Does the Echo have a catalytic muffler?
 
The slight increase in cylinder temperatures is likely because the mixture was not readjusted for the higher oil ratio. You'll get much more of an increase by just using alcohol containing gas over no alcohol, but readjust the mixture and it's back to "normal".

As for pulling the cylinder to clean the piston and rings ... you have got to be kidding. Run the correct ratio of 50:1, tune correctly, keep your filters clean, and you'll never need to pull the cylinder in the very very long life of the engine.



I'm with Gary...

It's replies like this that make this forum invaluable. Staight to the point good advice. Thanks.
 
I have a 5 year old jred 2186 thats been runon 50:1 from day one . I havent had any problems with 50:1 and i use my saws everyday.
 
I've been running Amsoil Synthetic for 7 years now at 100:1 in EVERY single piece of two cycle equipment we have.

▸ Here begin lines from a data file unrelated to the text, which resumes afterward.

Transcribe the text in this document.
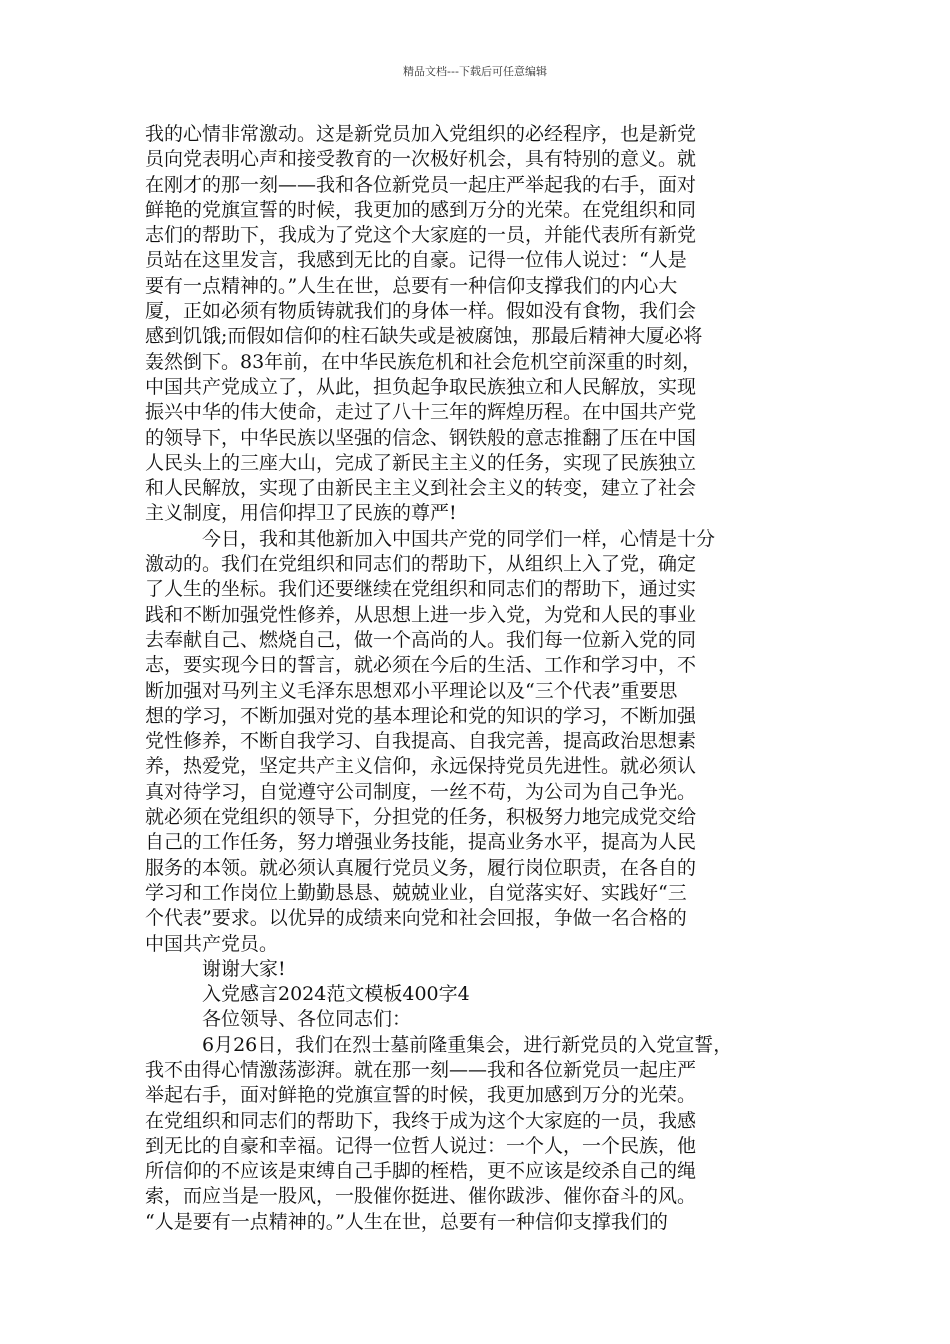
精品文档---下载后可任意编辑
我的心情非常激动。这是新党员加入党组织的必经程序，也是新党
员向党表明心声和接受教育的一次极好机会，具有特别的意义。就
在刚才的那一刻——我和各位新党员一起庄严举起我的右手，面对
鲜艳的党旗宣誓的时候，我更加的感到万分的光荣。在党组织和同
志们的帮助下，我成为了党这个大家庭的一员，并能代表所有新党
员站在这里发言，我感到无比的自豪。记得一位伟人说过：“人是
要有一点精神的。”人生在世，总要有一种信仰支撑我们的内心大
厦，正如必须有物质铸就我们的身体一样。假如没有食物，我们会
感到饥饿;而假如信仰的柱石缺失或是被腐蚀，那最后精神大厦必将
轰然倒下。83年前，在中华民族危机和社会危机空前深重的时刻，
中国共产党成立了，从此，担负起争取民族独立和人民解放，实现
振兴中华的伟大使命，走过了八十三年的辉煌历程。在中国共产党
的领导下，中华民族以坚强的信念、钢铁般的意志推翻了压在中国
人民头上的三座大山，完成了新民主主义的任务，实现了民族独立
和人民解放，实现了由新民主主义到社会主义的转变，建立了社会
主义制度，用信仰捍卫了民族的尊严!
今日，我和其他新加入中国共产党的同学们一样，心情是十分
激动的。我们在党组织和同志们的帮助下，从组织上入了党，确定
了人生的坐标。我们还要继续在党组织和同志们的帮助下，通过实
践和不断加强党性修养，从思想上进一步入党，为党和人民的事业
去奉献自己、燃烧自己，做一个高尚的人。我们每一位新入党的同
志，要实现今日的誓言，就必须在今后的生活、工作和学习中，不
断加强对马列主义毛泽东思想邓小平理论以及“三个代表”重要思
想的学习，不断加强对党的基本理论和党的知识的学习，不断加强
党性修养，不断自我学习、自我提高、自我完善，提高政治思想素
养，热爱党，坚定共产主义信仰，永远保持党员先进性。就必须认
真对待学习，自觉遵守公司制度，一丝不苟，为公司为自己争光。
就必须在党组织的领导下，分担党的任务，积极努力地完成党交给
自己的工作任务，努力增强业务技能，提高业务水平，提高为人民
服务的本领。就必须认真履行党员义务，履行岗位职责，在各自的
学习和工作岗位上勤勤恳恳、兢兢业业，自觉落实好、实践好“三
个代表”要求。以优异的成绩来向党和社会回报，争做一名合格的
中国共产党员。
谢谢大家!
入党感言2024范文模板400字4
各位领导、各位同志们：
6月26日，我们在烈士墓前隆重集会，进行新党员的入党宣誓，
我不由得心情激荡澎湃。就在那一刻——我和各位新党员一起庄严
举起右手，面对鲜艳的党旗宣誓的时候，我更加感到万分的光荣。
在党组织和同志们的帮助下，我终于成为这个大家庭的一员，我感
到无比的自豪和幸福。记得一位哲人说过：一个人，一个民族，他
所信仰的不应该是束缚自己手脚的桎梏，更不应该是绞杀自己的绳
索，而应当是一股风，一股催你挺进、催你跋涉、催你奋斗的风。
“人是要有一点精神的。”人生在世，总要有一种信仰支撑我们的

Absolutely NO engine failures during that time even with our trimmers that run 5 days a week on a lawn crew.
 
I've been running Amsoil Synthetic for 7 years now at 100:1 in EVERY single piece of two cycle equipment we have. Absolutely NO engine failures during that time even with our trimmers that run 5 days a week on a lawn crew.

I'd be scaired to run that ratio with the reformulated fuel we have here.